O Abílio falou há algum tempo
que, como escritora, eu acerto a navalha quando falo de amor. Eu disse ao
Abílio que me empolgava a ideia de falar de amor como o João Cabral de Melo
Neto, na crueza anti-redentora do sentimento amoroso. Eu queria um amor que
comesse o meu nome como houve no conto “Os Três Mal Amados” do
raparigo.
Ficamos conversando sobre isso à
distância porque faz tempo eu vivo longe, numa cidade de pedra, onde o frio e
as gotas gélidas da chuva que resolveu chegar só agora se fazem imperiosos.
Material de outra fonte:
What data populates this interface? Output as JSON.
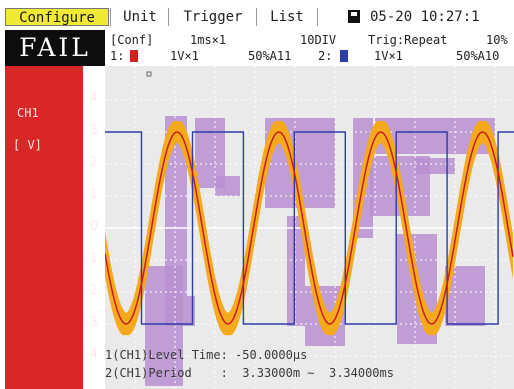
{
  "menu": {
    "configure": "Configure",
    "unit": "Unit",
    "trigger": "Trigger",
    "list": "List",
    "datetime": "05-20 10:27:1",
    "save_icon": "floppy-icon"
  },
  "judgement": "FAIL",
  "settings": {
    "conf": "[Conf]",
    "timebase": "1ms×1",
    "div": "10DIV",
    "trig": "Trig:Repeat",
    "pct": "10%"
  },
  "channels": [
    {
      "index": "1:",
      "scale": "1V×1",
      "pos": "50%A11",
      "color": "#d81e1e"
    },
    {
      "index": "2:",
      "scale": "1V×1",
      "pos": "50%A10",
      "color": "#2c3da8"
    }
  ],
  "panel": {
    "channel_label": "CH1",
    "unit_label": "[ V]",
    "yticks": [
      "4",
      "3",
      "2",
      "1",
      "0",
      "-1",
      "-2",
      "-3",
      "-4"
    ]
  },
  "readouts": {
    "line1": "1(CH1)Level Time: -50.0000μs",
    "line2": "2(CH1)Period    :  3.33000m ∼  3.34000ms"
  },
  "chart_data": {
    "type": "line",
    "ylim": [
      -5,
      5
    ],
    "colors": {
      "sine": "#c81e1e",
      "sine_band": "#f5a91c",
      "square": "#2c3da8",
      "mask": "#b98fd0",
      "grid": "#ffffff"
    },
    "series": [
      {
        "name": "CH1",
        "amplitude": 3,
        "period_div": 3.34,
        "band_halfwidth": 0.55
      },
      {
        "name": "CH2",
        "high": 3,
        "low": -3,
        "period_div": 3.34,
        "duty": 0.5
      }
    ]
  }
}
Falo com grande parte dos meus amigos por mensagens, áudios, pensamentos. Toda
a sorte de recursos que se façam cura para uma saudade que, me atemoriza essa
ideia, ainda está na infância uma vez que dificilmente eu voltarei a morar em
Belém. Uma saudade que vai crescer, amadurecer, se perpetuar e morrer – na leva
dos dias em que poderemos nos reencontrar, os amigos todos, em uma cerveja na
beira do rio Guamá, ali naquela nossa barraca do Ver-o-Peso. Essa que a gente
elegeu mais recentemente mesmo, na qual nos despejamos horas a fio em risadas e
conversações a respeito das coisas que se passam mundo afora – esse único
ambiente que nos é comum pelo acaso de termos nos encontrado em vida no mesmo
espaço-tempo histórico.
Nesse nosso encontro próximo eu
vou dizer ao Abílio que choro de amor, mas só porque todas as pessoas que amei
sempre me amaram muito. E por isso eu gosto tanto do amor, porque tive o
privilégio de ser amada.
Falei pra Laurinha, esses tempos:
eu gosto de gostar. Eu amo amar.
Em meu peito uns coveiros abrem a pauladas um buraco enorme
quando um namoro, um caso, um romance acaba, porque parece que já não há
sustento físico para o exercício daquilo que há de melhor em mim, ainda que eu
aja muitas vezes aos trancos e barrancos, sem saber como manipular a ferramenta
amorosa. Porque como todo mundo, quedo a chafurdar em erros obtusos, os vícios
terríveis e violentos disso que chamam humanidade. Mas que bom que posso dizer:
eu fui feliz.
Eu fui feliz, sim.
Agora, no entanto, meu único
desejo é que essa chuva triste de São Paulo acabe. Queria que o clima fosse
generoso e se apaziguasse num céu azul com sol brilhante, que meus cabelos
secassem rapidamente como em Belém. Eu só queria mesmo que a Clarisse me
trouxesse um guarda-chuva.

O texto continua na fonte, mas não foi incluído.